I would say that in the case of the cart consoles and their larger costs, the best strategy would be to just start consistently releasing limited print runs of carts of your game as a kind of promotional gimmick aimed at that niche demographic of retro and hardcore gamers. before you put your game up for mass distribution on an online service. If you do this consistently that that market can rely on you give them first dibs on a good game and have more use for their original or duplicate console, you may find that your print of let's just say 200 carts a year divided over 2 separate print runs gradually increases to something more like 400 a year and so on depending on just how reasonably that market can be expected to increase. Then of course you might use clever tactics to provide incentives to purchase the version of the game that's on the old console over the digital one by marketing them as a more special edition versions of the game, a tactic best used once it's clear that there's a reliable fanbase for your studio's titles across all the platforms you may develop for.

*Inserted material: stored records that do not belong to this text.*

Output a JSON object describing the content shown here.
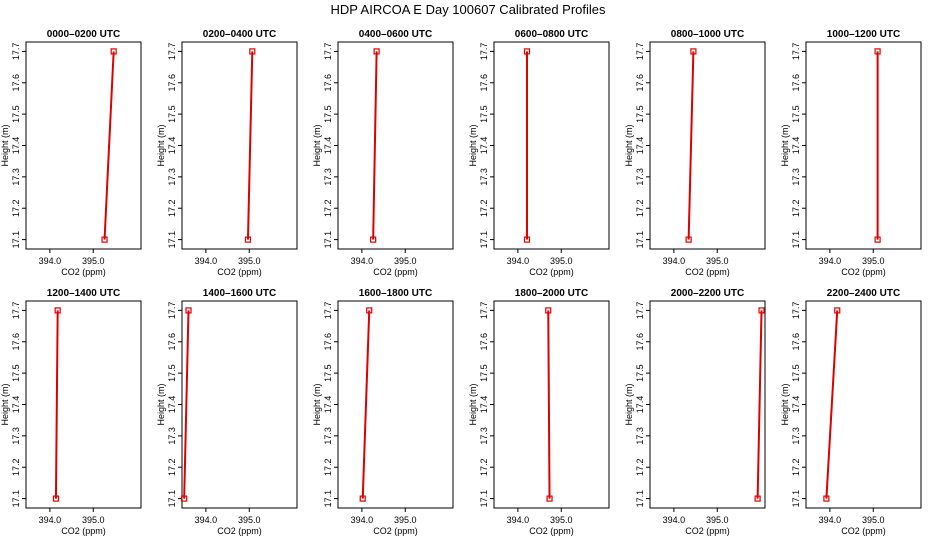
{
  "title": "HDP AIRCOA E  Day 100607  Calibrated Profiles",
  "chart_data": [
    {
      "type": "line",
      "title": "0000–0200 UTC",
      "xlabel": "CO2 (ppm)",
      "ylabel": "Height (m)",
      "xticks": [
        394.0,
        395.0
      ],
      "yticks": [
        17.1,
        17.2,
        17.3,
        17.4,
        17.5,
        17.6,
        17.7
      ],
      "xlim": [
        393.45,
        396.1
      ],
      "ylim": [
        17.07,
        17.73
      ],
      "x": [
        395.26,
        395.47
      ],
      "y": [
        17.1,
        17.7
      ]
    },
    {
      "type": "line",
      "title": "0200–0400 UTC",
      "xlabel": "CO2 (ppm)",
      "ylabel": "Height (m)",
      "xticks": [
        394.0,
        395.0
      ],
      "yticks": [
        17.1,
        17.2,
        17.3,
        17.4,
        17.5,
        17.6,
        17.7
      ],
      "xlim": [
        393.45,
        396.1
      ],
      "ylim": [
        17.07,
        17.73
      ],
      "x": [
        394.97,
        395.07
      ],
      "y": [
        17.1,
        17.7
      ]
    },
    {
      "type": "line",
      "title": "0400–0600 UTC",
      "xlabel": "CO2 (ppm)",
      "ylabel": "Height (m)",
      "xticks": [
        394.0,
        395.0
      ],
      "yticks": [
        17.1,
        17.2,
        17.3,
        17.4,
        17.5,
        17.6,
        17.7
      ],
      "xlim": [
        393.45,
        396.1
      ],
      "ylim": [
        17.07,
        17.73
      ],
      "x": [
        394.26,
        394.34
      ],
      "y": [
        17.1,
        17.7
      ]
    },
    {
      "type": "line",
      "title": "0600–0800 UTC",
      "xlabel": "CO2 (ppm)",
      "ylabel": "Height (m)",
      "xticks": [
        394.0,
        395.0
      ],
      "yticks": [
        17.1,
        17.2,
        17.3,
        17.4,
        17.5,
        17.6,
        17.7
      ],
      "xlim": [
        393.45,
        396.1
      ],
      "ylim": [
        17.07,
        17.73
      ],
      "x": [
        394.21,
        394.21
      ],
      "y": [
        17.1,
        17.7
      ]
    },
    {
      "type": "line",
      "title": "0800–1000 UTC",
      "xlabel": "CO2 (ppm)",
      "ylabel": "Height (m)",
      "xticks": [
        394.0,
        395.0
      ],
      "yticks": [
        17.1,
        17.2,
        17.3,
        17.4,
        17.5,
        17.6,
        17.7
      ],
      "xlim": [
        393.45,
        396.1
      ],
      "ylim": [
        17.07,
        17.73
      ],
      "x": [
        394.34,
        394.45
      ],
      "y": [
        17.1,
        17.7
      ]
    },
    {
      "type": "line",
      "title": "1000–1200 UTC",
      "xlabel": "CO2 (ppm)",
      "ylabel": "Height (m)",
      "xticks": [
        394.0,
        395.0
      ],
      "yticks": [
        17.1,
        17.2,
        17.3,
        17.4,
        17.5,
        17.6,
        17.7
      ],
      "xlim": [
        393.45,
        396.1
      ],
      "ylim": [
        17.07,
        17.73
      ],
      "x": [
        395.1,
        395.1
      ],
      "y": [
        17.1,
        17.7
      ]
    },
    {
      "type": "line",
      "title": "1200–1400 UTC",
      "xlabel": "CO2 (ppm)",
      "ylabel": "Height (m)",
      "xticks": [
        394.0,
        395.0
      ],
      "yticks": [
        17.1,
        17.2,
        17.3,
        17.4,
        17.5,
        17.6,
        17.7
      ],
      "xlim": [
        393.45,
        396.1
      ],
      "ylim": [
        17.07,
        17.73
      ],
      "x": [
        394.14,
        394.18
      ],
      "y": [
        17.1,
        17.7
      ]
    },
    {
      "type": "line",
      "title": "1400–1600 UTC",
      "xlabel": "CO2 (ppm)",
      "ylabel": "Height (m)",
      "xticks": [
        394.0,
        395.0
      ],
      "yticks": [
        17.1,
        17.2,
        17.3,
        17.4,
        17.5,
        17.6,
        17.7
      ],
      "xlim": [
        393.45,
        396.1
      ],
      "ylim": [
        17.07,
        17.73
      ],
      "x": [
        393.5,
        393.6
      ],
      "y": [
        17.1,
        17.7
      ]
    },
    {
      "type": "line",
      "title": "1600–1800 UTC",
      "xlabel": "CO2 (ppm)",
      "ylabel": "Height (m)",
      "xticks": [
        394.0,
        395.0
      ],
      "yticks": [
        17.1,
        17.2,
        17.3,
        17.4,
        17.5,
        17.6,
        17.7
      ],
      "xlim": [
        393.45,
        396.1
      ],
      "ylim": [
        17.07,
        17.73
      ],
      "x": [
        394.02,
        394.17
      ],
      "y": [
        17.1,
        17.7
      ]
    },
    {
      "type": "line",
      "title": "1800–2000 UTC",
      "xlabel": "CO2 (ppm)",
      "ylabel": "Height (m)",
      "xticks": [
        394.0,
        395.0
      ],
      "yticks": [
        17.1,
        17.2,
        17.3,
        17.4,
        17.5,
        17.6,
        17.7
      ],
      "xlim": [
        393.45,
        396.1
      ],
      "ylim": [
        17.07,
        17.73
      ],
      "x": [
        394.73,
        394.7
      ],
      "y": [
        17.1,
        17.7
      ]
    },
    {
      "type": "line",
      "title": "2000–2200 UTC",
      "xlabel": "CO2 (ppm)",
      "ylabel": "Height (m)",
      "xticks": [
        394.0,
        395.0
      ],
      "yticks": [
        17.1,
        17.2,
        17.3,
        17.4,
        17.5,
        17.6,
        17.7
      ],
      "xlim": [
        393.45,
        396.1
      ],
      "ylim": [
        17.07,
        17.73
      ],
      "x": [
        395.93,
        396.02
      ],
      "y": [
        17.1,
        17.7
      ]
    },
    {
      "type": "line",
      "title": "2200–2400 UTC",
      "xlabel": "CO2 (ppm)",
      "ylabel": "Height (m)",
      "xticks": [
        394.0,
        395.0
      ],
      "yticks": [
        17.1,
        17.2,
        17.3,
        17.4,
        17.5,
        17.6,
        17.7
      ],
      "xlim": [
        393.45,
        396.1
      ],
      "ylim": [
        17.07,
        17.73
      ],
      "x": [
        393.92,
        394.17
      ],
      "y": [
        17.1,
        17.7
      ]
    }
  ]
}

This same kind of tactic might work with all old consoles, be they CD or cartridge based, and in fact that seems to be something that the developers who are trying to revive the dreamcast are trying to do to some degree. The problem is a lot of the development teams trying to revive the Dreamcast are too small to have an impact. HUCAST, one of the more well known indie dreamcast revivalists, was like, one dude doing the development, marketing, production and distribution. It would effectively take a small starter company of a few dozen people at the least to set off a trend towards reviving any older console.